Whole Foods: A 456-Unit Testing Lab

Industry experts have been quick to call out Amazon for its experiments with Whole Foods. In a recent Harvard Business Review article, Hermann Simon, founder and chairman of Simon-Kucher & Partners, noted:

“Last month, [Amazon] bought a network of 456 customer-friendly testing facilities which welcome roughly eight million ‘volunteers’ each week. Amazon’s relentless price testing in the online world anchors its competitive advantage. Its unrivaled base of knowledge allows it to use price as a communications tool, a recruiting tool, a psychological weapon, and a value driver in ways that transcend the basic mechanics of supply and demand and profit and loss. Now Amazon can supplement that knowledge with direct, proprietary insights about the offline retail world.”

Simon added that he sees Amazon’s price strategy, “fueled by constant testing and experimentation,” as evolving in three steps:

  • Changing price perception;
  • Growing the market for healthy foods; and
  • Applying insights to other offline retail sectors and services.

He noted that Amazon announced its price changes in stores with large, eye-catching posters showing the former (higher) price, the new (lower) price and a message reading “more to come” at the bottom. Including both prices, rather than showing a percentage decrease figure, reinforced the fact that the changes had crossed the psychologically important “whole dollar” thresholds, e.g. avocados went from $2.50 to $1.99.

Alibaba Has A Head Start In Price Testing

Alibaba, the Amazon of China (or is Amazon the Alibaba of America?) also has expanded its brick-and-mortar presence, with the announcement that construction of a five-story mall near its headquarters in Hangzhou, China was well under way (completion is slated for April 2018). What caught my eye in this story was that the mall would contain a Hema supermarket.

There are only 18 Hema stores, a fraction of the number of Whole Foods locations, but Alibaba can make up for the lack of scale with the depth of data it’s able to gather from consumers. Hema was essentially designed around the mobile experience: the Hema supermarket app connects customers to Alibaba’s e-Commerce platform, allowing them to shop for groceries online, for delivery or pickup. Customers can pay for their purchases using Alipay, Alibaba’s online payment platform.

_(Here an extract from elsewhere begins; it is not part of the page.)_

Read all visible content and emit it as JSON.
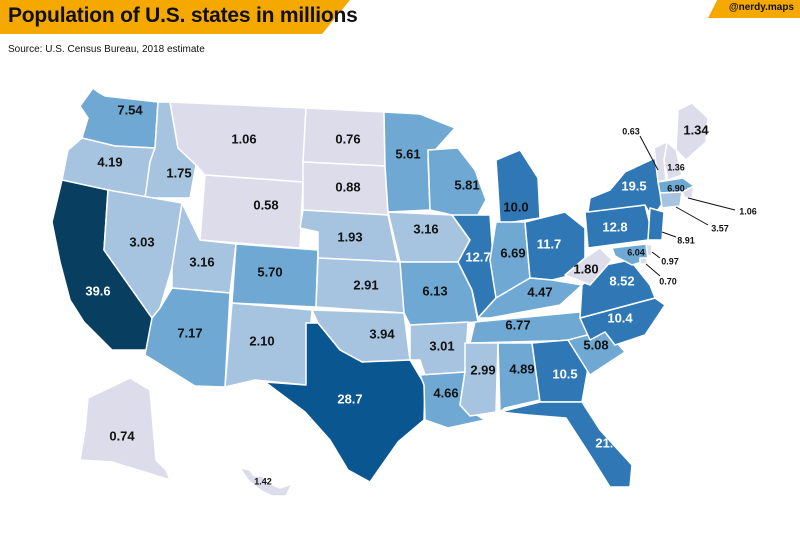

“Alibaba also sees itself as a data company, having captured a significant amount of user data with more than half a billion people shopping on its platform that buy something at least once a month,” wrote Brian Deagon in a recent Investor’s Business Daily article titled “Alibaba Expands Into Groceries To Corral The Digital Consumer.” The article noted that at the end of June 2017, Alibaba reported that it had 466 million annual active customers and 529 million people visiting Alibaba sites via mobile devices.

So it’s highly likely that Alibaba is already years ahead of Amazon when it comes to understanding the impact of pricing on consumers, not to mention their product preferences, delivery vs. pickup patterns, grocery products vs. fresh prepared foods, etc. Whether such data is unique to the China marketplace is irrelevant; the point is that Alibaba has the tools and templates in place for such data gathering when it does expand into new markets.

It’s logical that both Amazon and Alibaba have chosen grocery stores as their testing “labs,” even though they have built-in disadvantages — including the challenges of handling fresh items, razor-thin profit margins and a group of well-entrenched competitors. Since everybody eats, supermarkets provide both brands with a constant supply of hungry test subjects.